Tautan-tautan Akses

Pemerintah Kembali Hadapi Persoalan BBM Bersubsidi


Menko Perekonomian, Hatta Rajasa menilai penambahan kuota dirasa tidak perlu sebelum ada upaya maksimal untuk pengendalian penggunaan BBM bersubsidi (Foto: dok).
Menko Perekonomian, Hatta Rajasa menilai penambahan kuota dirasa tidak perlu sebelum ada upaya maksimal untuk pengendalian penggunaan BBM bersubsidi (Foto: dok).

Menko Perekonomian, Hatta Rajasa mengatakan BBM bersubsidi masih dapat dikelola hingga akhir tahun tanpa harus menambah kuota.

Sehari setelah Menteri Energi dan Sumber Daya Mineral, Jero Wacik menegaskan akan menambah kuota bahan bakar minyak atau BBM bersubsidi karena stok tidak cukup hingga akhir tahun, timbul berbagai reaksi dalam pemerintahan dan pengamat migas.

Kepada pers di Jakarta, Jum’at (30/11), Menko bidang Perekonomian, Hatta Rajasa berpendapat penambahan kuota BBM bersubsidi dirasa tidak perlu, sebelum ada upaya maksimal untuk pengendalian penggunaan BBM bersubsidi.

“Kita itu tidak bisa begitu saja melampaui kuota karena semua dana dalam APBN itu sudah teralokasi dengan baik. Jadi kalau ada sesuatu, maka di dalam APBN kita (akan) ada yang dikurangi," jelas Menko Hatta Rajasa. "Lakukan pengendalian dulu. Nanti kalau tidak cukup, saya tidak setuju kalau kita menjadi kaku (sehingga tidak bisa Pertamina mengambil tindakan). Kita bisa meminta Pertamina untuk mengatasi (hal) itu segera (dengan) tetap menyalurkan (BBM), toh selisih harinya tidak banyak juga prediksi tanggal 22 habis, stok satu minggu kira-kira,” lanjutnya.

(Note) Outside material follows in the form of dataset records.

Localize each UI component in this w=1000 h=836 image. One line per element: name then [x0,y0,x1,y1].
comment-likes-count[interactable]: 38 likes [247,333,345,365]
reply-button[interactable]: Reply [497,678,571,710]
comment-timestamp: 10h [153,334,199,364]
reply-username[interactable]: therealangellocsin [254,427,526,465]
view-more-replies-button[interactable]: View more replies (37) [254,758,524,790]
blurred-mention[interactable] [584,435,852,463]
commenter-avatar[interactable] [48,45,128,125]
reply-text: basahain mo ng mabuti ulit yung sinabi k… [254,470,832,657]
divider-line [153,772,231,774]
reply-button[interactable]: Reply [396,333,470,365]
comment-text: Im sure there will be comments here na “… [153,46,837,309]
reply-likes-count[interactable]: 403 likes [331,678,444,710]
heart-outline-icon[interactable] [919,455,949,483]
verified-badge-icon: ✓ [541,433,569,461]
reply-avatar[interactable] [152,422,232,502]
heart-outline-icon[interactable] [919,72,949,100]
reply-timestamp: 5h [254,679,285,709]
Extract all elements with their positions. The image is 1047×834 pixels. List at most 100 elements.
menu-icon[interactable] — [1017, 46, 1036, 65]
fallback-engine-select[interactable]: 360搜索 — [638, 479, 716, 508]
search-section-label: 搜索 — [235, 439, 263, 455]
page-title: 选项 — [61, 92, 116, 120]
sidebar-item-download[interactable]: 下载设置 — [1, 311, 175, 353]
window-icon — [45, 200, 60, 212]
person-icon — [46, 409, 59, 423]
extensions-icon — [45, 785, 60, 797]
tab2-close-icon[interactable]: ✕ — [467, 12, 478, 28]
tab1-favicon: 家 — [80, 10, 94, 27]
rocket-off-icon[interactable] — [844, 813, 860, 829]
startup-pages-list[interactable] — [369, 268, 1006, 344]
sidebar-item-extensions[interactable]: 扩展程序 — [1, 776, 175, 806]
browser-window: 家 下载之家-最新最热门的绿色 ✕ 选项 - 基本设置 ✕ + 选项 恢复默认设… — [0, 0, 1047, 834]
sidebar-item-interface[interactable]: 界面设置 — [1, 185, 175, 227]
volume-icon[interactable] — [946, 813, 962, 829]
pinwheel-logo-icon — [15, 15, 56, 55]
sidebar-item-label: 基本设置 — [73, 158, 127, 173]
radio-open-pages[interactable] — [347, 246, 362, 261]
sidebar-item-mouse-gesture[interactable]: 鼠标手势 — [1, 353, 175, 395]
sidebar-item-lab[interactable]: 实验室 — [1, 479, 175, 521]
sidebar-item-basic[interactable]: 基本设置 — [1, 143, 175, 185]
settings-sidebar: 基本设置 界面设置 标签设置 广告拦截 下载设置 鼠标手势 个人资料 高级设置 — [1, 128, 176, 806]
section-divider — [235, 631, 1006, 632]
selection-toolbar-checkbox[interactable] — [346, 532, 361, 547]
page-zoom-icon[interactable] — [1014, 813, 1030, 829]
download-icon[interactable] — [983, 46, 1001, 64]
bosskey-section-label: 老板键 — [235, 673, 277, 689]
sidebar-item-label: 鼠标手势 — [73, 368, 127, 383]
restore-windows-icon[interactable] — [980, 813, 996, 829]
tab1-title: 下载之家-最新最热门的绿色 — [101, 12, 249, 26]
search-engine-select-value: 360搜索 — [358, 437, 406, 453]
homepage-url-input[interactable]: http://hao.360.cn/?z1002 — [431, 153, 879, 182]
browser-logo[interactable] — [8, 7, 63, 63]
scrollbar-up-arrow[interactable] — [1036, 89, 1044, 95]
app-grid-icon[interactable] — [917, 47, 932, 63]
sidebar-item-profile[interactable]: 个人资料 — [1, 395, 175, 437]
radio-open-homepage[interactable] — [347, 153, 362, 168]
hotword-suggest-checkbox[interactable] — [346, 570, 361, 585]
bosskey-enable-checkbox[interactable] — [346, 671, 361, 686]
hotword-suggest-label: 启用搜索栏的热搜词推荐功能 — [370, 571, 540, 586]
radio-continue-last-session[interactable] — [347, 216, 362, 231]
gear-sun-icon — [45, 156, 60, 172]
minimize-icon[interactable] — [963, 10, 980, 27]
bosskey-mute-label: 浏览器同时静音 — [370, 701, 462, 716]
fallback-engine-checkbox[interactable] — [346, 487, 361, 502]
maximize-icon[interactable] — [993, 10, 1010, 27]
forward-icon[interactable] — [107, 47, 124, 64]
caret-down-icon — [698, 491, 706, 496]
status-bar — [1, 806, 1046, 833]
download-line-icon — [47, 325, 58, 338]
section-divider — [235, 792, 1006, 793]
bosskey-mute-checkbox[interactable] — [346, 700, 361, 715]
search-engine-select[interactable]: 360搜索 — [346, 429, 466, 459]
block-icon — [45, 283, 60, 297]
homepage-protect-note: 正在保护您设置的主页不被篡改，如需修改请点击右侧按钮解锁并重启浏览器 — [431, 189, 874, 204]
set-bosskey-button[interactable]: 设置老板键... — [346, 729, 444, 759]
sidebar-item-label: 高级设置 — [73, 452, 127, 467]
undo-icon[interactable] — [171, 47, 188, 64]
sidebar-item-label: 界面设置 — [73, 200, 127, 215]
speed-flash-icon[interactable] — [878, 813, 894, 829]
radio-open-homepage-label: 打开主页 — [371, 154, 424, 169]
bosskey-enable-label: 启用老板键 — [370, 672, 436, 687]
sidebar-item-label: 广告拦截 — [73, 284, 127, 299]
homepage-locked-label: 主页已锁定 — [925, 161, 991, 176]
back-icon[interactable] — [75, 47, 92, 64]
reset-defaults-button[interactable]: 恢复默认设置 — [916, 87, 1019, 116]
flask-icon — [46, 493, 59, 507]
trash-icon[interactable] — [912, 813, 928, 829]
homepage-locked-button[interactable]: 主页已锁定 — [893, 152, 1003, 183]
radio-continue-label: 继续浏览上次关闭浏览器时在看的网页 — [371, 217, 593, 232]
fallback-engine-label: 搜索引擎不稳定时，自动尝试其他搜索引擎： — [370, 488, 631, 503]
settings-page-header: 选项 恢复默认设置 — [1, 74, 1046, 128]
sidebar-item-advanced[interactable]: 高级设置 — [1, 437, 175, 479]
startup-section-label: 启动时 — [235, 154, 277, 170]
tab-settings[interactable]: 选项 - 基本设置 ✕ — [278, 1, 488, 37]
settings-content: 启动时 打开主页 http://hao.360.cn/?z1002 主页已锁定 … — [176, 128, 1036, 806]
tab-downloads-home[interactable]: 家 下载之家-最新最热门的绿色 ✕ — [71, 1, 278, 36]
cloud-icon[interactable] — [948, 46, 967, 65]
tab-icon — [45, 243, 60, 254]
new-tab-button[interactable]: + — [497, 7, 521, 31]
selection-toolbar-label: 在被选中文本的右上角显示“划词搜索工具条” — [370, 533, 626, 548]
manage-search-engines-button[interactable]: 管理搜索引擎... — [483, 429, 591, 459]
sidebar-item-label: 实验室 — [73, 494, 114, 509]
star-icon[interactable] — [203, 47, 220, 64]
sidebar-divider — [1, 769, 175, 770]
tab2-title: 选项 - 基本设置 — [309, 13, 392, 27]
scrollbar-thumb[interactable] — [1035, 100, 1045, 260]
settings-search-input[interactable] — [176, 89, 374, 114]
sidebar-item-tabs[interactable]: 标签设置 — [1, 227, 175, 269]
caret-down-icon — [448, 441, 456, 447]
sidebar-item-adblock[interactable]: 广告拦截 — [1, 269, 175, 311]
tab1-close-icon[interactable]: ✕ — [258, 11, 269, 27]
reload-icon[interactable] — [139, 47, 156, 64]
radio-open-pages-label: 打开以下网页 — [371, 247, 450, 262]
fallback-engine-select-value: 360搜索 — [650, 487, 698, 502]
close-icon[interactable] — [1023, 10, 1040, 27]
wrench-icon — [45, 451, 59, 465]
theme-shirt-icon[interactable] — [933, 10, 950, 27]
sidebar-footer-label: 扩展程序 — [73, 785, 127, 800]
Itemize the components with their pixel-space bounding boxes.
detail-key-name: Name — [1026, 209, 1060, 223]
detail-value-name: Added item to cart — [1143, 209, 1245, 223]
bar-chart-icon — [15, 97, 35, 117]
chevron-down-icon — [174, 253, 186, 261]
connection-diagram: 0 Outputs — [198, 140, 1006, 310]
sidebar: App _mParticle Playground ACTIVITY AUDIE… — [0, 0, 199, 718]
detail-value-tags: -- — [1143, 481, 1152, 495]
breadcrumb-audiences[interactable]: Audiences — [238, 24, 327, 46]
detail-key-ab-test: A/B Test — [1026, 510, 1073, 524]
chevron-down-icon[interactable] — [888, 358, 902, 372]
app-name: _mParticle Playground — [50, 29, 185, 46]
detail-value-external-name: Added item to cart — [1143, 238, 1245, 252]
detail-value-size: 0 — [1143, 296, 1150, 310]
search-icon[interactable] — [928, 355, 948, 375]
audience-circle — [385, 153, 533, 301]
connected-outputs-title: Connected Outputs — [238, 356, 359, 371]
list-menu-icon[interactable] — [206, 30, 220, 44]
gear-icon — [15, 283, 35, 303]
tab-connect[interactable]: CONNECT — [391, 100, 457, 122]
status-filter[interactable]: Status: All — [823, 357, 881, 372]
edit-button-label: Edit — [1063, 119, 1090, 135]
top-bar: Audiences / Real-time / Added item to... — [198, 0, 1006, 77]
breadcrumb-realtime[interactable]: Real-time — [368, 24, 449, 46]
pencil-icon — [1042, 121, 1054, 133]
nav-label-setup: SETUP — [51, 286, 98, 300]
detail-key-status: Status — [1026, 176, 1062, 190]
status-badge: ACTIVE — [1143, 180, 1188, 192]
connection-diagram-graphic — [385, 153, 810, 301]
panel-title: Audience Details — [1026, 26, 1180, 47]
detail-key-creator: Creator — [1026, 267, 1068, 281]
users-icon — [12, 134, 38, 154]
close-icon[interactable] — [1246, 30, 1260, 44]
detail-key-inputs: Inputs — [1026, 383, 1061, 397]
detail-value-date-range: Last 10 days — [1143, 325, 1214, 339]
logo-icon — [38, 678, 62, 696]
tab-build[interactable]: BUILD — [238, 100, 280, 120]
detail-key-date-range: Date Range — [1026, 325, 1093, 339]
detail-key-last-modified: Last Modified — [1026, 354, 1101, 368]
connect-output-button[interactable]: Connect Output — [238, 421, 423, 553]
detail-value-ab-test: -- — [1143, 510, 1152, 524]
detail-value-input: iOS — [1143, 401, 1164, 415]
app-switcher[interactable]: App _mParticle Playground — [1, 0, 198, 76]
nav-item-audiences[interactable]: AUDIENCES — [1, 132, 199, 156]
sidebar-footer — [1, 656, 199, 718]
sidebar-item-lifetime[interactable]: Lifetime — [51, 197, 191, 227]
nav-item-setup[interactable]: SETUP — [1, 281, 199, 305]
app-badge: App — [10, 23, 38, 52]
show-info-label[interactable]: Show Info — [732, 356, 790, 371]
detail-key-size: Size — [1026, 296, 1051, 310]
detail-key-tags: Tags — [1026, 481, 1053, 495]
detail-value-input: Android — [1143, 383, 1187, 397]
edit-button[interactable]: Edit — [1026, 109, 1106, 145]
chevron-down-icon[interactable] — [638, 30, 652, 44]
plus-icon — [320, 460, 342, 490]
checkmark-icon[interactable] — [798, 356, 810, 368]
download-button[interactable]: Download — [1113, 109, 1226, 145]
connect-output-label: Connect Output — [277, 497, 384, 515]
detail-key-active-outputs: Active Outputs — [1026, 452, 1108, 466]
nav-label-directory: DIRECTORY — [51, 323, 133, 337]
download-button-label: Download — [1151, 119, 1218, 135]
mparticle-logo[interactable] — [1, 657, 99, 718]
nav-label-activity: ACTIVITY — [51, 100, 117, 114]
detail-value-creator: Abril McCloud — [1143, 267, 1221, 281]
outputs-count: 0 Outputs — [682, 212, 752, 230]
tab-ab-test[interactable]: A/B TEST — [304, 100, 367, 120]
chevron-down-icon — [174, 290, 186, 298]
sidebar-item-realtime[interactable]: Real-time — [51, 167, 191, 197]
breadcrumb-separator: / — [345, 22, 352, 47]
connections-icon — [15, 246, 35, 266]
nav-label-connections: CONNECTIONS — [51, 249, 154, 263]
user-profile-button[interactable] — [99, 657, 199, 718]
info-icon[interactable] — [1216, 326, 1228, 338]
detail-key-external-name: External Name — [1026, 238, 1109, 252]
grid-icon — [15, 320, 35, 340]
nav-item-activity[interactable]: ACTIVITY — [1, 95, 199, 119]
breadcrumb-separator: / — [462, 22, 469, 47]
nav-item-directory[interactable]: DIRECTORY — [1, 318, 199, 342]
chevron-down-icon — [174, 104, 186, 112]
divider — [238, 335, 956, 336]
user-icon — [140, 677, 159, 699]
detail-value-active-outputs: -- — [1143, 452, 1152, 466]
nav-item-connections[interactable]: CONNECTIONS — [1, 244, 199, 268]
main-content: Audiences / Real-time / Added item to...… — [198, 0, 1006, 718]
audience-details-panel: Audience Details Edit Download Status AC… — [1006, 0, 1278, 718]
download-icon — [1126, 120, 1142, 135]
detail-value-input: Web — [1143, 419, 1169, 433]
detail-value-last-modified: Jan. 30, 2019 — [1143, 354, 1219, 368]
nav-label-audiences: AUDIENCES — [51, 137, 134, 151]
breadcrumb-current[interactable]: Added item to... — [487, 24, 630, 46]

Persoalan BBM bersubsidi juga muncul karena masih maraknya penyelundupan. Menurut Menteri Keuangan, Agus Martowardojo, BBM bersubsidi masih diselundupkan ke negara-negara tetangga seperti Malaysia, Singapura dan Timor Leste melalui jalur laut dan marak terjadi di wilayah perbatasan. Padahal ditegaskan Menteri Agus Martowardojo, BBM bersubsidi untuk masyarakat di tanah air yang membutuhkan dan disediakan pemerintah tersebut berasal dari anggaran negara. Kondisi tersebut menurut Menkeu sangat menyakitkan.

“(Masalah) BBM itu adalah BBM yang sebetulnya dibeli oleh oknum yang membeli dalam jumlah besar. Dan mereka itu sebetulnya memanfaatkan bentuk-bentuk kolusi untuk bisa mendapatkan jatah, kemudian nanti dijual dan istilahnya tentu istilah harga yang lebih dibandingkan harga subsidi. Namun mereka mendapatkan manfaat, dan itu sudah menjadi trend yang begitu luas,” demikian penjelasan Menkeu Agus Martowardojo.

Sementara menurut pengamat migas dari Pusat Kajian Strategi untuk Kepentingan Nasional, Dirgo Purbo, butuh langkah serius untuk memperbaiki masalah BBM di tanah air terutama sistem distribusi BBM bersubsidi. Selain itu ditambahkannya jika pemerintah masih butuh pihak asing untuk membantu mengatasi persoalan penyediaan BBM di tanah air, berbagai kebijakan terkait investasi migas harus segera diperbaiki.

“Terus terang itu menurut saya agak brutal ya. Apakah kita masih menganggap minyak ini strategis atau hanya sebagai komoditi kayak kopi atau batu bara? Kalau di negara-negara lain kecuali Indonesia posisi perusahaan minyak dia akan selalu cooperate. Dia tetap akan bekerjasama dengan Republik Indonesia, tapi intinya jangan mereka juga dibikin tidak pasti," kata Dirgo Purbo.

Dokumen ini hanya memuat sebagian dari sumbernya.